In response to an argument that an eternal thing is something that remains throughout all time, and is therefore is temporal, St. Thomas says:
Taken per se, time is the measure of the first motion, and so temporal existence is not measured by time except as subject to the variation of the motion of the sphere (caeli). Thus Averroes says that we sense time so far as we sense ourselves to exist within the variable existence of the motion of the sphere. It follows that all things that are caused by the motion of the sphere, the first measure of which is time, are measured by time, and and everyone who senses any sort of variation that follows the motion of the sphere senses time even if he doesn’t see the actual motion of the sphere.

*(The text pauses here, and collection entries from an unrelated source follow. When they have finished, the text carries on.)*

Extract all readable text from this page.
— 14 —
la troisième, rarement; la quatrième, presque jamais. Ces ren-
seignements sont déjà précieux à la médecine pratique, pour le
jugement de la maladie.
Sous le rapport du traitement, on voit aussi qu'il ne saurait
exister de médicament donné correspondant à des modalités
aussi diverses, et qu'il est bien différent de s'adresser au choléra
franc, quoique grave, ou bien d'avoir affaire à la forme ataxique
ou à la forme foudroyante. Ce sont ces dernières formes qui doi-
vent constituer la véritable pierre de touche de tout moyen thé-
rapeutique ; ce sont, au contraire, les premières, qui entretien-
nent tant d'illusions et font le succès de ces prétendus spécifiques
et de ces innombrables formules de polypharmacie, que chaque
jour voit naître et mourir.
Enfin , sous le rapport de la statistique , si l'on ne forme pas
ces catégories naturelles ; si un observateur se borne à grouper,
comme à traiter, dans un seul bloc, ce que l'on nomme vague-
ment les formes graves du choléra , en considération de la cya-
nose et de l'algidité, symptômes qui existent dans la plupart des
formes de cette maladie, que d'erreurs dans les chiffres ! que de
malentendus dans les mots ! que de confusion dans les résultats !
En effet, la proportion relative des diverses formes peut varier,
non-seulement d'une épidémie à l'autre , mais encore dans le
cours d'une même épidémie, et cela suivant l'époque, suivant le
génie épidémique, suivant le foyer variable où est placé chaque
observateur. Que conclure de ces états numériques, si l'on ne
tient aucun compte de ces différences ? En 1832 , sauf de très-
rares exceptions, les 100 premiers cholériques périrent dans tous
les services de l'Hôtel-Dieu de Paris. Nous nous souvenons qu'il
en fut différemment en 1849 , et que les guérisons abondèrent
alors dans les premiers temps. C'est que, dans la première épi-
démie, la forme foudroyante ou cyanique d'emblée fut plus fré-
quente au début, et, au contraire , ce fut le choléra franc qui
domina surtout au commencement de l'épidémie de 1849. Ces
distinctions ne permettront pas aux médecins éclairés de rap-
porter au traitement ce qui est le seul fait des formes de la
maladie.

[T]empus per se est mensura motus primi; unde esse rerum temporalium non mensuratur tempore nisi prout subjacet variationi ex motu caeli. Unde dicit Commentator, quod sentimus tempus, secundum quod percipimus nos esse in esse variabili ex motu caeli. Et inde est quod omnia quae ordinantur ad motum caeli sicut ad causam, cujus primo mensura est tempus, mensurantur tempore; et quicumque sentit quamcumque variabilitatem quae consequitur ex motu caeli, sentit tempus, quamvis non videat ipsum motum caeli.
Sup Sen I. q. 19 a. 2
To speak of time per se means to speak of it as it is understood through the concrete account of a physical theory; and the very perception of time is the perception of what we see through a theoretical account.
My suspicion is that time is particularly difficult to deal with by common notions and their subsequent dialectical development. This is borne out even in Aristotle’s Physics – for even though he could say a great deal about motion from common principles, when he speaks of time he very quickly has to bring in the outermost sphere (though it comes up even more quickly in his account of place).

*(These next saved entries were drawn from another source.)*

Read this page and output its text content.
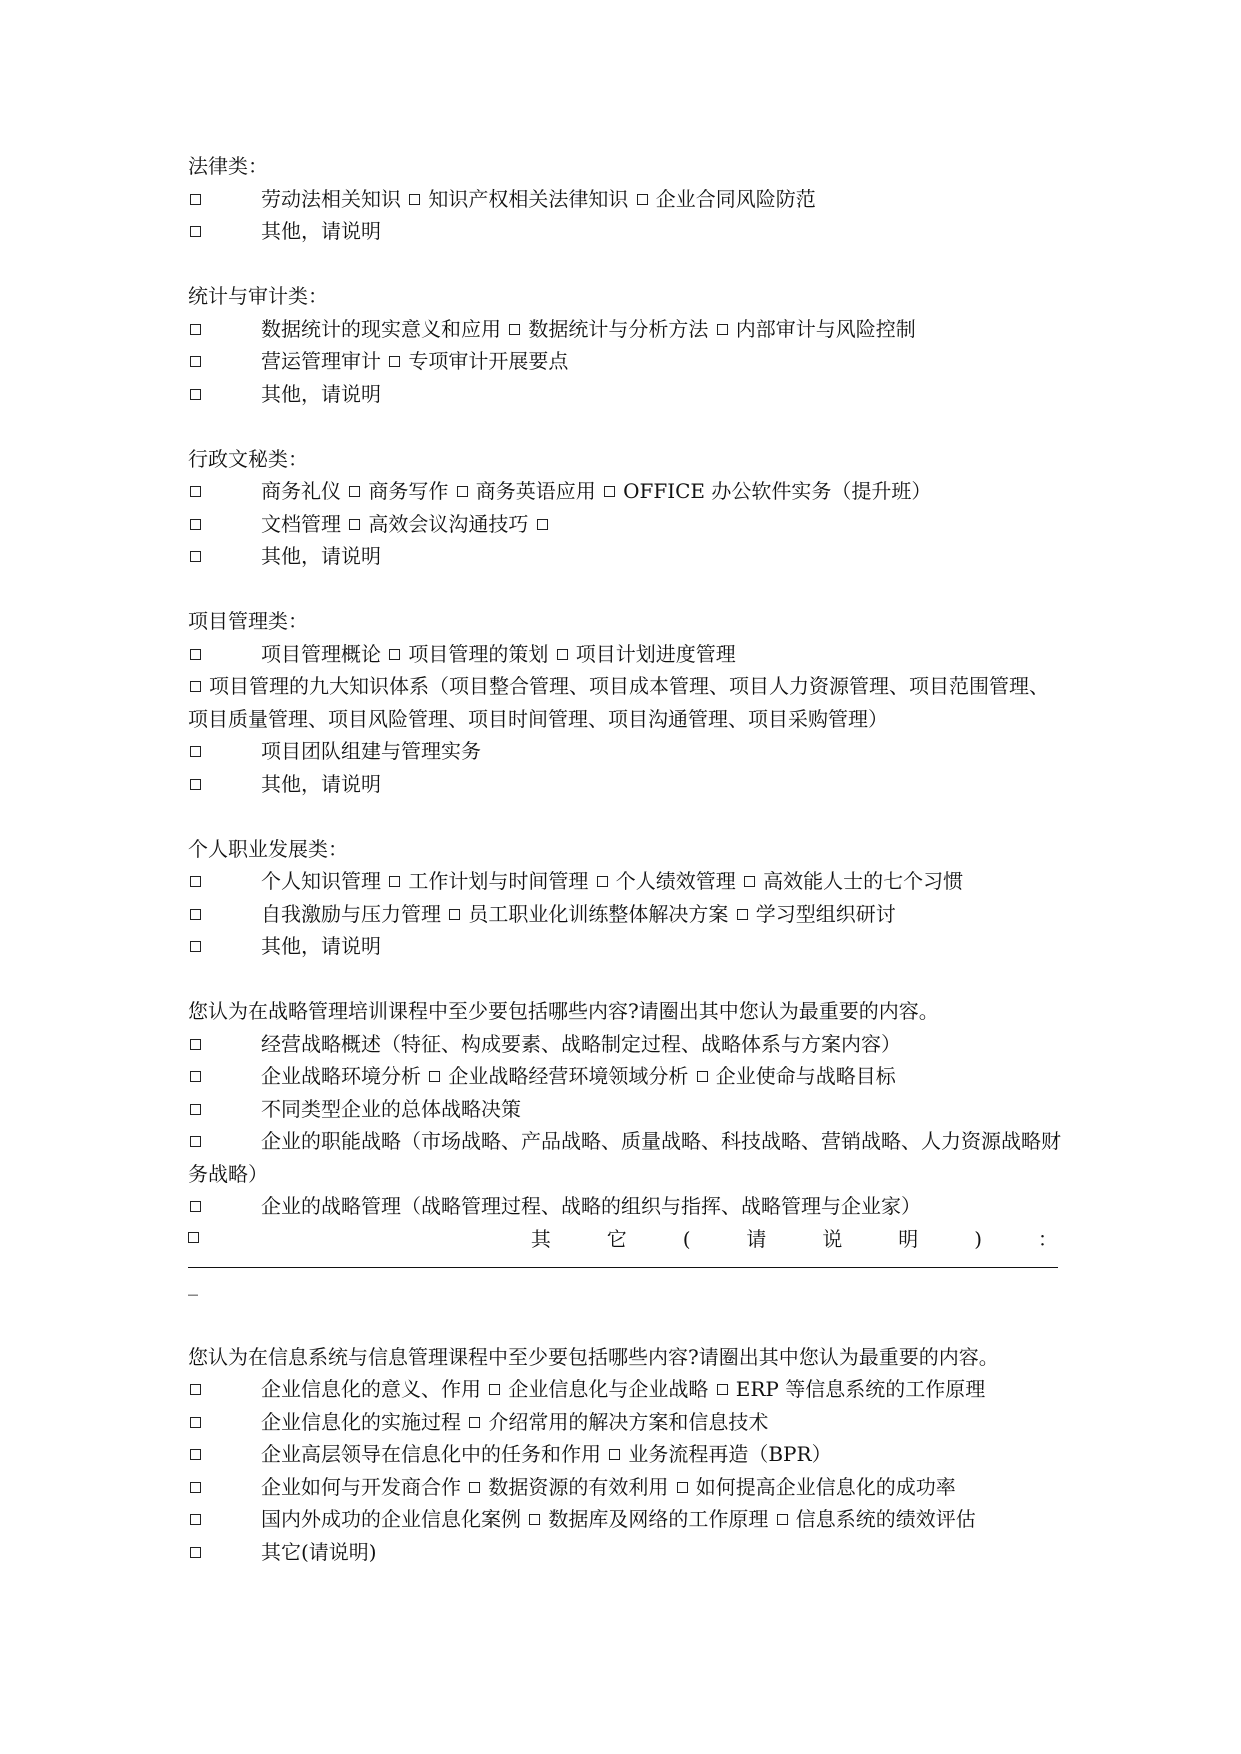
法律类：
劳动法相关知识 知识产权相关法律知识 企业合同风险防范
其他，请说明
统计与审计类：
数据统计的现实意义和应用 数据统计与分析方法 内部审计与风险控制
营运管理审计 专项审计开展要点
其他，请说明
行政文秘类：
商务礼仪 商务写作 商务英语应用 OFFICE 办公软件实务（提升班）
文档管理 高效会议沟通技巧
其他，请说明
项目管理类：
项目管理概论 项目管理的策划 项目计划进度管理
项目管理的九大知识体系（项目整合管理、项目成本管理、项目人力资源管理、项目范围管理、项目质量管理、项目风险管理、项目时间管理、项目沟通管理、项目采购管理）
项目团队组建与管理实务
其他，请说明
个人职业发展类：
个人知识管理 工作计划与时间管理 个人绩效管理 高效能人士的七个习惯
自我激励与压力管理 员工职业化训练整体解决方案 学习型组织研讨
其他，请说明
您认为在战略管理培训课程中至少要包括哪些内容?请圈出其中您认为最重要的内容。
经营战略概述（特征、构成要素、战略制定过程、战略体系与方案内容）
企业战略环境分析 企业战略经营环境领域分析 企业使命与战略目标
不同类型企业的总体战略决策
企业的职能战略（市场战略、产品战略、质量战略、科技战略、营销战略、人力资源战略财务战略）
企业的战略管理（战略管理过程、战略的组织与指挥、战略管理与企业家）
其	它	(	请	说	明	)	：
_
您认为在信息系统与信息管理课程中至少要包括哪些内容?请圈出其中您认为最重要的内容。
企业信息化的意义、作用 企业信息化与企业战略 ERP 等信息系统的工作原理
企业信息化的实施过程 介绍常用的解决方案和信息技术
企业高层领导在信息化中的任务和作用 业务流程再造（BPR）
企业如何与开发商合作 数据资源的有效利用 如何提高企业信息化的成功率
国内外成功的企业信息化案例 数据库及网络的工作原理 信息系统的绩效评估
其它(请说明)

I’m interested in this primarily as a metaphysician, and with an eye to speaking of eternity, but this seems to be a cue that my idea of eternity should make more reference to light cones, entropy (and therefore information), and the diffusion of causes throughout nature (as opposed to the higher causes being in a different place from the lower ones.)
The difficulty in doing this, however, is that eternity is not a measure of being that can be derived from the sort of account of the world in which entropy makes sense. Eternity is not constructable by the human effort, nor do we have any relevant units in which we might give eternity an algebraic expression.